The DJIA opened -12 points at 9:30, the 10 yr note +4/32 to 2.03% -1 bp and mortgage prices at 9:30 +3/32 (.09 bp).

At 10:00 Sept business inventories expected +0.1% were reported unchanged.

Chicago Fed Pres Evens out this morning advocating more easing from the Fed to lower the persistent high unemployment rate. Evens was the lone dissenter at the last FOMC meeting (11/2) when the FOMC decided to not announce anymore easing. Another Fed easing however won't reduce unemployment; all the easing so far hasn't done anything to lower unemployment.

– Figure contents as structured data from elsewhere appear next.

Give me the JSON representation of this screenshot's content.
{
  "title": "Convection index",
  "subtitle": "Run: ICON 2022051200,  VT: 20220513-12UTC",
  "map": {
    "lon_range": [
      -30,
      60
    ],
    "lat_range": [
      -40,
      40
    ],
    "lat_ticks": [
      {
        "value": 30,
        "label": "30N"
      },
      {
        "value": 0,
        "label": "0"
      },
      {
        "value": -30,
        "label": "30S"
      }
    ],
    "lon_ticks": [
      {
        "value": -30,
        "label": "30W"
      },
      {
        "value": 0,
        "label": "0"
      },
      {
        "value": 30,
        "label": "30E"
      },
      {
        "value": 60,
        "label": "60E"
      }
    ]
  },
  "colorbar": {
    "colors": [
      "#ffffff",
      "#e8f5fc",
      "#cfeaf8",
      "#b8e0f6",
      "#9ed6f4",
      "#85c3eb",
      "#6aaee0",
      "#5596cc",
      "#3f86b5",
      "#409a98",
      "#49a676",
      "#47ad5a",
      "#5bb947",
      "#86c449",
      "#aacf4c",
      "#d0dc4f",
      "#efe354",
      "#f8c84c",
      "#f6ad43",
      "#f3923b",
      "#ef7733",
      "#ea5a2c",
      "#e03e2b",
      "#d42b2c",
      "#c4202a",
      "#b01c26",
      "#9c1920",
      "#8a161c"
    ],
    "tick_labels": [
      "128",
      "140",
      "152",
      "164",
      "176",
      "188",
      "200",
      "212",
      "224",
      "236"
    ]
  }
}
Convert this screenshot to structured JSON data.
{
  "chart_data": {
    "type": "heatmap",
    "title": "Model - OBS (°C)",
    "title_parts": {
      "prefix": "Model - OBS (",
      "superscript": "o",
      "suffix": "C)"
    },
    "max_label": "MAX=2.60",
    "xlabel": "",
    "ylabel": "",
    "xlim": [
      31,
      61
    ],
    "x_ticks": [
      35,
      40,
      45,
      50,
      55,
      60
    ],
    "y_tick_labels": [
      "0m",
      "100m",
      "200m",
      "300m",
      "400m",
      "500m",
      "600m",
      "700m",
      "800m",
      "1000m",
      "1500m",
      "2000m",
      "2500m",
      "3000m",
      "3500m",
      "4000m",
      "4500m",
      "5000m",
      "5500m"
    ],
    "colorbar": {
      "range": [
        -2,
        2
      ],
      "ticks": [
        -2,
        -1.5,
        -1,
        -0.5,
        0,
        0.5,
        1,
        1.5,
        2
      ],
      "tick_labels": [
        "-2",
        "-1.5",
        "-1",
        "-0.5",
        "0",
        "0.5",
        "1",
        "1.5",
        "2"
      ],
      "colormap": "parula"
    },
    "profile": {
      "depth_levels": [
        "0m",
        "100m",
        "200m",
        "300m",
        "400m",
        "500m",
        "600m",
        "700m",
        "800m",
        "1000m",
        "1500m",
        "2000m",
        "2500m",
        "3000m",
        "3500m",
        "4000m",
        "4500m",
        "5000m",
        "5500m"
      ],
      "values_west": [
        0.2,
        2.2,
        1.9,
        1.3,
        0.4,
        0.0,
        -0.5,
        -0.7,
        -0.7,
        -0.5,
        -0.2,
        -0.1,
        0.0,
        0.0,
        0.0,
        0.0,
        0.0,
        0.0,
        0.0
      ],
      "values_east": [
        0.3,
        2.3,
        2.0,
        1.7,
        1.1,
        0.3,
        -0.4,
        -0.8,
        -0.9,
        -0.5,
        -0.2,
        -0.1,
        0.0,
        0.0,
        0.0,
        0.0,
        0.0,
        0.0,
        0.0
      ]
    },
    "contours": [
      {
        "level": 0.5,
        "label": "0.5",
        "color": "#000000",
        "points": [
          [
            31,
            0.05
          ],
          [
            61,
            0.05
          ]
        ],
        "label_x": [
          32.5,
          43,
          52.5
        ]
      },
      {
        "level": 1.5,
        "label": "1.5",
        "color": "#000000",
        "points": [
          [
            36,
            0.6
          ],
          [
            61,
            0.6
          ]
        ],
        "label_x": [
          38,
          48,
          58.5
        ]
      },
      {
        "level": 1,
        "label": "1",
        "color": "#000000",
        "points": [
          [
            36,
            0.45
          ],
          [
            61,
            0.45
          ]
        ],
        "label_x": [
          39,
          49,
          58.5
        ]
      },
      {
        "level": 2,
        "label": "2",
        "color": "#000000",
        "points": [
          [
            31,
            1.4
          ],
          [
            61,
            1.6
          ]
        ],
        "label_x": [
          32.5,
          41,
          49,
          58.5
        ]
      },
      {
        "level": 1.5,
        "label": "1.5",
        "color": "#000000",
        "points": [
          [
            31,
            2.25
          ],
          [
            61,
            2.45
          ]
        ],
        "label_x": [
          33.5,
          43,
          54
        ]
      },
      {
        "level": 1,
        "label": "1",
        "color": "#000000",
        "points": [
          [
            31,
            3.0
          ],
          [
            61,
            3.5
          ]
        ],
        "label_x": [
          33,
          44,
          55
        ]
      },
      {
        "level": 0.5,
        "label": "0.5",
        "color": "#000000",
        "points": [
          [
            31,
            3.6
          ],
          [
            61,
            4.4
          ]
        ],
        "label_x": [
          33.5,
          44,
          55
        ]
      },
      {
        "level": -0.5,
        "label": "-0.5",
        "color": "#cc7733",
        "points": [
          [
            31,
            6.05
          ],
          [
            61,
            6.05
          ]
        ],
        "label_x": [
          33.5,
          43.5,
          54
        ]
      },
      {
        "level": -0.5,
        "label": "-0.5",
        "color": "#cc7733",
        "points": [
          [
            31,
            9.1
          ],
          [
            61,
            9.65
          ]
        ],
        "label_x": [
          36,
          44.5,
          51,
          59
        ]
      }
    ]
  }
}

We continue our concern that interest rates are running out of steam at the present levels. The 10 yr note hasn't been able to move below 2.00% and hold it; recent turmoil in Europe that isn't lessening but becoming worse hasn't generated the kind of safe haven moves into treasuries the last few weeks. Mortgage rates also finding resistance at present prices and yields. Although buying has slowed there isn't much to suggest interest rates should increase either; the 10 yr is comfortable between 2.10% and 2.00% while mortgage rates are stable at present rates. The equity market in the US and the chaos in Europe are the issues; this morning so far a good example, the 10 yr was holding positive with a gain that had the yield at 2.00% when the stock indexes were weaker. At 9:45 the key indexes went positive and took mortgages and the 10 yr back to unchanged.